As fanciers of the Apistogramma species (we now have seven species) we find the A. borelli is one of the prettiest without being gaudy.
We purchased five A. borelli fry at the 1990 ACA convention along with A. steindackneri and A. commbral (we lost this one) and Pelvicachromis subocellatus.
The A. borelli is found in South America from Paraguay south to Argentina. Quite small and peaceful, this cichlid is very shy and wants to hide except at mating time. The male is medium to dark brown in the body with beautiful blue fins (dorsal, anal and ventral) - thus the "Blue Dwarf". The fins are sometimes tipped with white and the caudal fin is a yellowish brown ·color. The female is very plain in color except when spawning at which time she takes on a yellow glow with a dark lateral line very similar to the A. caucatoides at spawning time. The male grows to about 2 1/4 inches (although the book says 3 inches plus) and the female is about 1 1/2 inches maximum.
The water for this species should be soft with a pH of 6.0 to 6.5. We do not have an RO unit yet so we have raised and bred these in water from our water softener. A temperature of 80 degrees Fahrenheit seems perfect for growth, spawning and raising the fry. We added some salt to the water (about 1/4 tsp. per gallon) and a small amount of Epsom salts (about 1 tsp. per 10 gallons).
The A. borelli will eat most foods, including flake, although we prefer to feed newly hatched brine shrimp, glass worms and frozen brine.
A ten gallon aquarium seems very adaptable for a colony this size. As with most cichlids the dominant male will keep sub-dominant males in check but I have not seen him injure any of them. The female gets very dominant at spawning time and can and will kill another female if there is not enough hiding places for them.

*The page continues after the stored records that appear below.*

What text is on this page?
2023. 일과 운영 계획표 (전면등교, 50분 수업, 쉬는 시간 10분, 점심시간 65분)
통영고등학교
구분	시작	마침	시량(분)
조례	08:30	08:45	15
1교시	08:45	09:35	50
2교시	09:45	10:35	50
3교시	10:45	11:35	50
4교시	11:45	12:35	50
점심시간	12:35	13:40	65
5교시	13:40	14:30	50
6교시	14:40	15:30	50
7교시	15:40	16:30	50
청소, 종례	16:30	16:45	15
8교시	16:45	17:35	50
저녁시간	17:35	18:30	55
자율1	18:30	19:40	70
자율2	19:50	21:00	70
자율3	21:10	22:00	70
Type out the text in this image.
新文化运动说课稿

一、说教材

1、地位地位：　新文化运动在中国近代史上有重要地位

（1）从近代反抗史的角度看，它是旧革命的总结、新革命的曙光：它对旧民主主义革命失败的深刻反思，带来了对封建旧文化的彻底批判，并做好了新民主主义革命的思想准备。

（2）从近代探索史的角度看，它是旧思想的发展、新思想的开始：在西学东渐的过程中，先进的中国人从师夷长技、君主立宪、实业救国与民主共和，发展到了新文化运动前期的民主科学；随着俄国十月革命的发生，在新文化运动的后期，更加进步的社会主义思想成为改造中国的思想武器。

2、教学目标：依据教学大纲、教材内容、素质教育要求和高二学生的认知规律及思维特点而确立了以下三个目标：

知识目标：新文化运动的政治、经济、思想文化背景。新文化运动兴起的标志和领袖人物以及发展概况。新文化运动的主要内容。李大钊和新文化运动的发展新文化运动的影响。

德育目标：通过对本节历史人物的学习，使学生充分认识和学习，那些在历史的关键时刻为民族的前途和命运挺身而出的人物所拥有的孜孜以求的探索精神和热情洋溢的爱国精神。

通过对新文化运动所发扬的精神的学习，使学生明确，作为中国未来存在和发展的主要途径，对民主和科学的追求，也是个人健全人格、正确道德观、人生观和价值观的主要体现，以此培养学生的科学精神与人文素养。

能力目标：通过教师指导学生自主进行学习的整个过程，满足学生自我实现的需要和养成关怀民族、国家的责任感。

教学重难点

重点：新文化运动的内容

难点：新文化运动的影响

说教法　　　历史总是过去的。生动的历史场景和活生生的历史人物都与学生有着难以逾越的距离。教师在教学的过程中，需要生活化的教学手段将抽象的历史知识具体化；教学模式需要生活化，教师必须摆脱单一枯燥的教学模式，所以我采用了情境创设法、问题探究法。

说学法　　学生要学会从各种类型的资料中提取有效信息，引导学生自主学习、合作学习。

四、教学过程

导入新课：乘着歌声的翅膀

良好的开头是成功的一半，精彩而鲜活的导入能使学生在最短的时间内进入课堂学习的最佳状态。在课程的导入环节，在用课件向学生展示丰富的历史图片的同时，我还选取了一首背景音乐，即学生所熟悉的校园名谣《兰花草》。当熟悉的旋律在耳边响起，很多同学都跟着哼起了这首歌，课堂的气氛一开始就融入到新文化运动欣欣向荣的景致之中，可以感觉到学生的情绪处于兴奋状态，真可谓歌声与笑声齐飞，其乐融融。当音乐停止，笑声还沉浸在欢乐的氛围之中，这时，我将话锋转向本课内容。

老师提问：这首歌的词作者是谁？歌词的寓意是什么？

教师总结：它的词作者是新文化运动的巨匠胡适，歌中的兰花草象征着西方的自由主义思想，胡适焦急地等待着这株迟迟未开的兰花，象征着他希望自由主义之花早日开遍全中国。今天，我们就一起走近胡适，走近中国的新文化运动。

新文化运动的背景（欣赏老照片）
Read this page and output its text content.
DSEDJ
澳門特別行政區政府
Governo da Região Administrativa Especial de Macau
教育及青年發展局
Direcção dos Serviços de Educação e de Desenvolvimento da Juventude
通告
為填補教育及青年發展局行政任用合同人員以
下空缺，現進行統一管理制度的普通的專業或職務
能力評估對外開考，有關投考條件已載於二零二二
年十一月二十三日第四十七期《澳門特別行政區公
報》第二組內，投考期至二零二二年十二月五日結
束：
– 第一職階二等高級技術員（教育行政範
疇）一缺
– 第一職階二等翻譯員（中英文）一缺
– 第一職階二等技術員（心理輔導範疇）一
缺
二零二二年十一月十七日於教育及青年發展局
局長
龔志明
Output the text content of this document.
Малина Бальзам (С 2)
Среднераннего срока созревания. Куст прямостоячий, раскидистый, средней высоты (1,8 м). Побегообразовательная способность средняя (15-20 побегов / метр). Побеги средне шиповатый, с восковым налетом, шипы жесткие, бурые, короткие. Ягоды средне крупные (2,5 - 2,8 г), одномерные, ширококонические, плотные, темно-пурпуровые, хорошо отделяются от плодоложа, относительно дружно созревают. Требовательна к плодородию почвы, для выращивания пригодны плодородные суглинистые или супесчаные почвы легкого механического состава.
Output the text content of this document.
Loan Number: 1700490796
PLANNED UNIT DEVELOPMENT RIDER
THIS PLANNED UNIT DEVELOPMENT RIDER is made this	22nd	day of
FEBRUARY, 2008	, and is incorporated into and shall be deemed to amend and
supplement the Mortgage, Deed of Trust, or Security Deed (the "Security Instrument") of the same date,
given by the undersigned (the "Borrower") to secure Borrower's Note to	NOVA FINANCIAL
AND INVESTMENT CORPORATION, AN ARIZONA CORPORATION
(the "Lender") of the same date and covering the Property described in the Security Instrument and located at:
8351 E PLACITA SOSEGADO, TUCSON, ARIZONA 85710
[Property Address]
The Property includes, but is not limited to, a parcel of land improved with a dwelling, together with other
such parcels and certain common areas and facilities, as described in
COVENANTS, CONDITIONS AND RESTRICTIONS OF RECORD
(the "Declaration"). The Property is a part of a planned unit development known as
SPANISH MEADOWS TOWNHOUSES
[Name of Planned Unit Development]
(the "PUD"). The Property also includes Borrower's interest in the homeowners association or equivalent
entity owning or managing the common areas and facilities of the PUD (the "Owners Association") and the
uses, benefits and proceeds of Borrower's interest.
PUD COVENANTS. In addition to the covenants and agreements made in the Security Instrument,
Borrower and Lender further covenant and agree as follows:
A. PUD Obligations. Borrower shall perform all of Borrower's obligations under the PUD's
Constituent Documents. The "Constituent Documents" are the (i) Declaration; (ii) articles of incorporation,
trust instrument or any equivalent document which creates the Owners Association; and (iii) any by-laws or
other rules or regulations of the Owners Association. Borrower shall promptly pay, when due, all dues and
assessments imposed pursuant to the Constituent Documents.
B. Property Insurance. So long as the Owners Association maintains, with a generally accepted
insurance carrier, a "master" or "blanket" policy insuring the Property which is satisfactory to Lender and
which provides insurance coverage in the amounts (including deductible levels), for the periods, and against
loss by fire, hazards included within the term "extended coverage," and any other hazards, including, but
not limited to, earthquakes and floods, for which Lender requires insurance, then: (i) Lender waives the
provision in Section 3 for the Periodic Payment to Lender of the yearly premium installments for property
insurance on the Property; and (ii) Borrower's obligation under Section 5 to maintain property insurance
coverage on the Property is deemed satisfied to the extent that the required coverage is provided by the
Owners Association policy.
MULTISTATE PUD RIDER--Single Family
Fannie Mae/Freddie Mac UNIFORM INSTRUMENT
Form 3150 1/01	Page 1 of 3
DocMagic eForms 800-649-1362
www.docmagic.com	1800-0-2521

The spawning of A. borelli is very similar to other substrate spawners or "cave spawners" We used 3 inch long pieces of 1 1/2 inch diameter P.V.C. pipe with one end capped and placed two or three of these units in each Apisto tank. These make great "caves” and gives the males a place to guard until the female is ready to spawn. The mating dance of these species is most spectacular when they both are displaying their finest colors.
The female lays brownish-red eggs on the roof of the "cave" and the male takes turns with her so he can fertilize them. The female will guard the eggs while constantly fanning them. She is very intolerant of the male or any other fish while with the eggs and she will aggressively attack them to keep them away. The eggs hatch in three to four days depending on the temperature and the female will continue to guard over them. The female has been known to eat the fry at this wiggler stage if she feels she cannot protect them. If you have an aggressive male or another female in the tank, I suggest you pull them at the time of spawning.
The fry become free-swimming in about three days (six total) and should be fed microworms or A.P.R. (artificial plankton rotifer) or another infusoria. Once free-swimming I have not noticed another A. borelli eat the fry. After one week they can easily eat newly hatched brine shrimp. The young seem to "school" until they are about two weeks old. We remove them at this time to ease tank crowding and to give them room to grow. We only get twelve to thirty fry at a spawn but I have heard of spawns up to one hundred. The fry are very slow growing so we suggest very frequent water changes.
If you haven't tried raising or breeding Apistogramma borelli or any other Apisto, I think you should give it a try. It can be very rewarding.Subnote: If you are interested and cannot find any at your local aquarium shop, talk to someone in your club that raises them or someone who belongs to the A.C.A. or the Apistogramma Study Group as both of these clubs have “trading post” sections where you can order the species you would like to try.